Showing the complexity and interconnectedness of the nature/nurture debate once again while retaining an orthodox Biblical interpretation, Van Leeuwen chides the church to remember to show grace and compassion towards those dealing with various sexual addictions and struggles, including homosexuality. Along the same lines, Van Leeuwen warns against those judging singles as having fallen short from some ideal. “…Only when we have renounced the idolatries associated with both sexuality and marriage,” she concludes, “will we be able to do proper justice to all of God’s children, regardless of sexual orientation or marital status.” (229)


Van Leeuwen ends her difficult discussion on gender with as much grace as she begins. There is no hint of a bitter feminist critique in her language, but rather one of patient, grace-filled and compassionate questioning and striving toward the freedom of being female and male in Christ and appreciating the interdependence that exists between the sexes and, most fully, under Christ.

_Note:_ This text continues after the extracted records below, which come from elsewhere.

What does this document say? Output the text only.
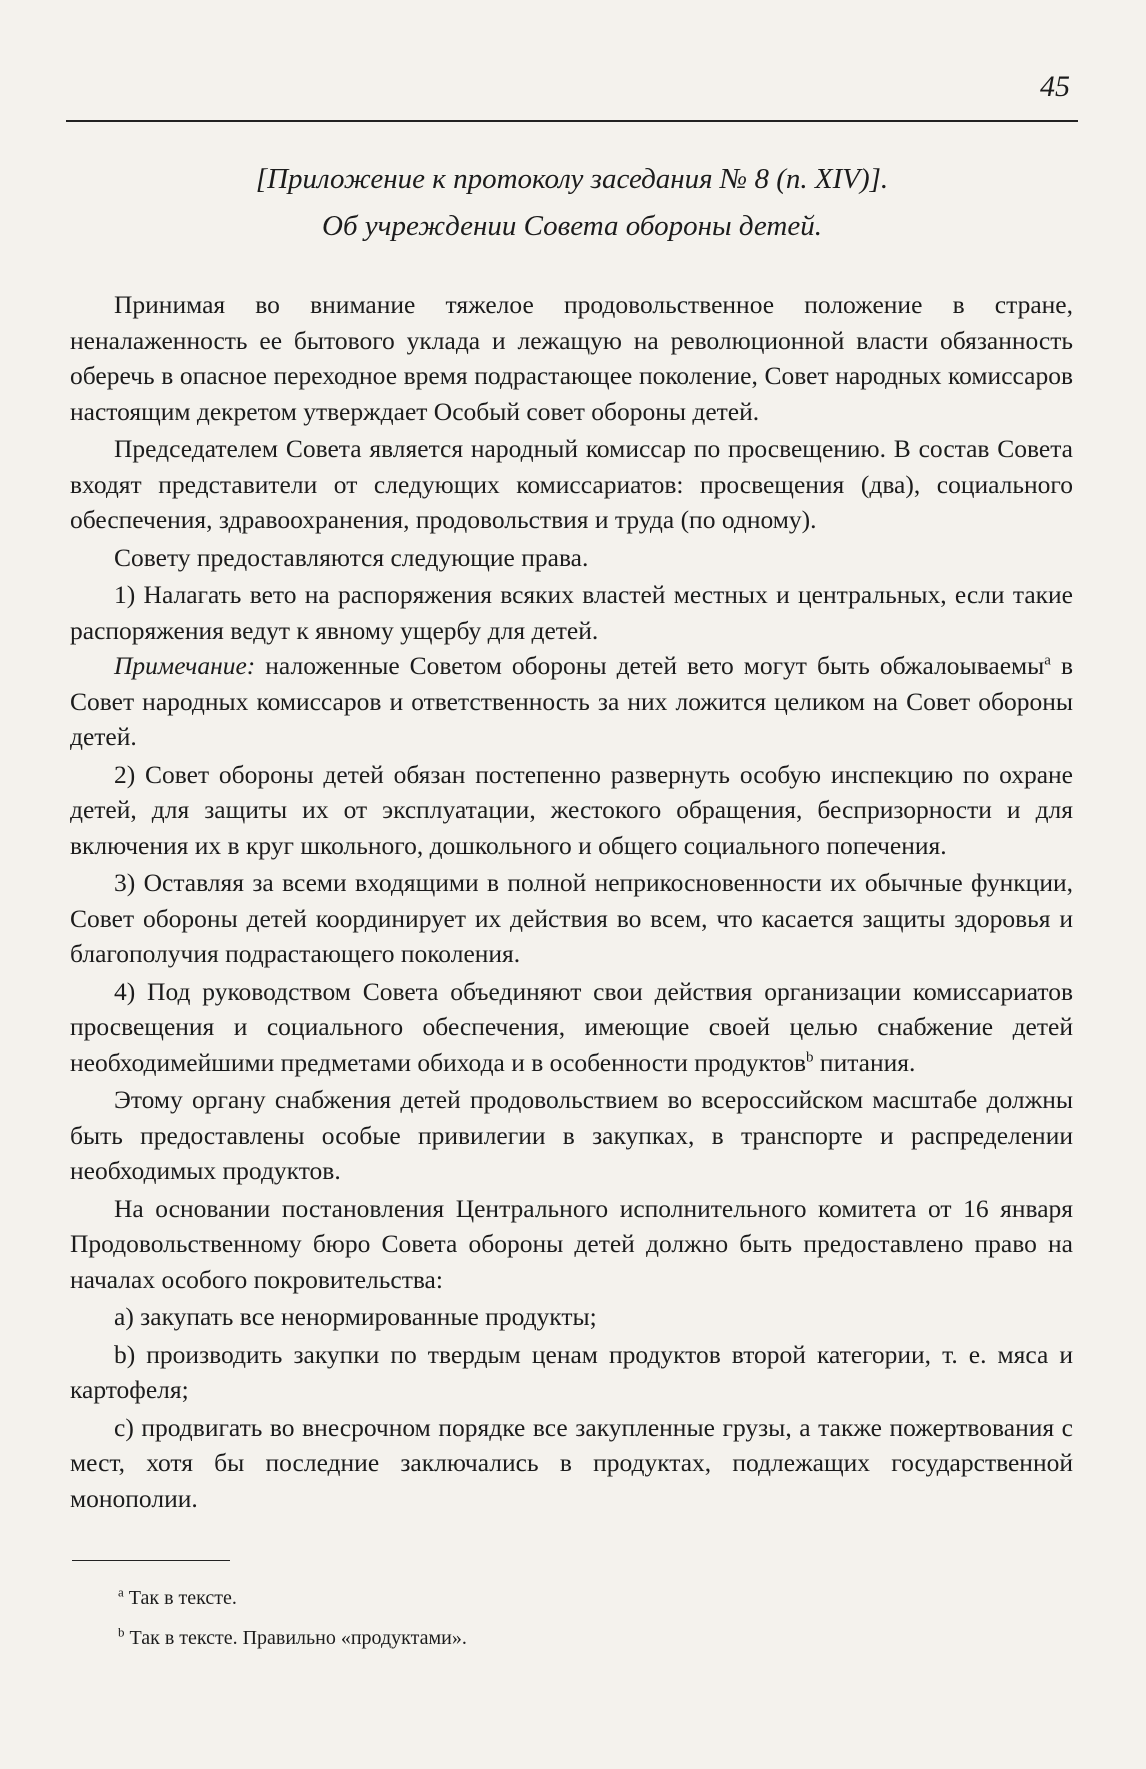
45
[Приложение к протоколу заседания № 8 (п. XIV)].
Об учреждении Совета обороны детей.

Принимая во внимание тяжелое продовольственное положение в стране, неналаженность ее бытового уклада и лежащую на революционной власти обязанность оберечь в опасное переходное время подрастающее поколение, Совет народных комиссаров настоящим декретом утверждает Особый совет обороны детей.

Председателем Совета является народный комиссар по просвещению. В состав Совета входят представители от следующих комиссариатов: просвещения (два), социального обеспечения, здравоохранения, продовольствия и труда (по одному).

Совету предоставляются следующие права.

1) Налагать вето на распоряжения всяких властей местных и центральных, если такие распоряжения ведут к явному ущербу для детей.

Примечание: наложенные Советом обороны детей вето могут быть обжалоываемы$^a$ в Совет народных комиссаров и ответственность за них ложится целиком на Совет обороны детей.

2) Совет обороны детей обязан постепенно развернуть особую инспекцию по охране детей, для защиты их от эксплуатации, жестокого обращения, беспризорности и для включения их в круг школьного, дошкольного и общего социального попечения.

3) Оставляя за всеми входящими в полной неприкосновенности их обычные функции, Совет обороны детей координирует их действия во всем, что касается защиты здоровья и благополучия подрастающего поколения.

4) Под руководством Совета объединяют свои действия организации комиссариатов просвещения и социального обеспечения, имеющие своей целью снабжение детей необходимейшими предметами обихода и в особенности продуктов$^b$ питания.

Этому органу снабжения детей продовольствием во всероссийском масштабе должны быть предоставлены особые привилегии в закупках, в транспорте и распределении необходимых продуктов.

На основании постановления Центрального исполнительного комитета от 16 января Продовольственному бюро Совета обороны детей должно быть предоставлено право на началах особого покровительства:

а) закупать все ненормированные продукты;

b) производить закупки по твердым ценам продуктов второй категории, т. е. мяса и картофеля;

с) продвигать во внесрочном порядке все закупленные грузы, а также пожертвования с мест, хотя бы последние заключались в продуктах, подлежащих государственной монополии.

$^a$ Так в тексте.
$^b$ Так в тексте. Правильно «продуктами».
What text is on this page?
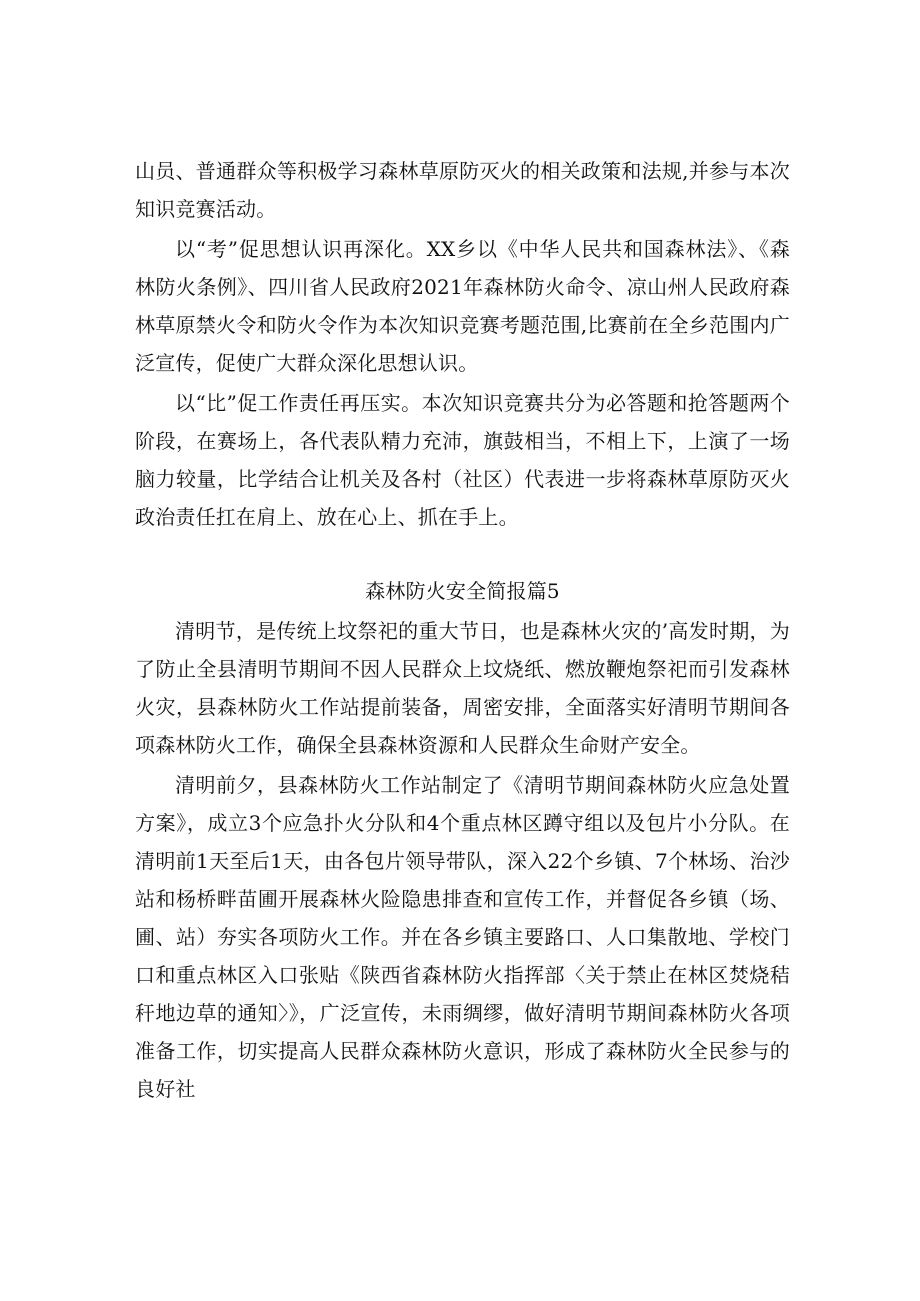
山员、普通群众等积极学习森林草原防灭火的相关政策和法规,并参与本次知识竞赛活动。

以“考”促思想认识再深化。XX乡以《中华人民共和国森林法》、《森林防火条例》、四川省人民政府2021年森林防火命令、凉山州人民政府森林草原禁火令和防火令作为本次知识竞赛考题范围,比赛前在全乡范围内广泛宣传，促使广大群众深化思想认识。

以“比”促工作责任再压实。本次知识竞赛共分为必答题和抢答题两个阶段，在赛场上，各代表队精力充沛，旗鼓相当，不相上下，上演了一场脑力较量，比学结合让机关及各村（社区）代表进一步将森林草原防灭火政治责任扛在肩上、放在心上、抓在手上。

森林防火安全简报篇5

清明节，是传统上坟祭祀的重大节日，也是森林火灾的’高发时期，为了防止全县清明节期间不因人民群众上坟烧纸、燃放鞭炮祭祀而引发森林火灾，县森林防火工作站提前装备，周密安排，全面落实好清明节期间各项森林防火工作，确保全县森林资源和人民群众生命财产安全。

清明前夕，县森林防火工作站制定了《清明节期间森林防火应急处置方案》，成立3个应急扑火分队和4个重点林区蹲守组以及包片小分队。在清明前1天至后1天，由各包片领导带队，深入22个乡镇、7个林场、治沙站和杨桥畔苗圃开展森林火险隐患排查和宣传工作，并督促各乡镇（场、圃、站）夯实各项防火工作。并在各乡镇主要路口、人口集散地、学校门口和重点林区入口张贴《陕西省森林防火指挥部〈关于禁止在林区焚烧秸秆地边草的通知〉》，广泛宣传，未雨绸缪，做好清明节期间森林防火各项准备工作，切实提高人民群众森林防火意识，形成了森林防火全民参与的良好社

  1. How has your gender shaped who you are? In your experience, have gender roles limited or pressured you into being who you are?
  2. How did your parental upbringing bring freedom or, conversely, blocked your development as a gendered person?
  3. How have you experienced a lack of grace in gender issues through the Church?
  4. What do you think the Bible has to say about gender issues? Do you see contemporary gender roles as mostly a Creational mandate, a post-Fall temporary structure that we must endure until the New Heavens/New Earth or a thorn to be overcome in the hear and now as much as we can? How have you come to that position?




    • The Bible does have much to say about gender and was a revolutionary document in the life of the early believers.
    • Youth, youth-workers and parents must take time to discuss and reflect upon their treatment of gender in their lives, work and parenting.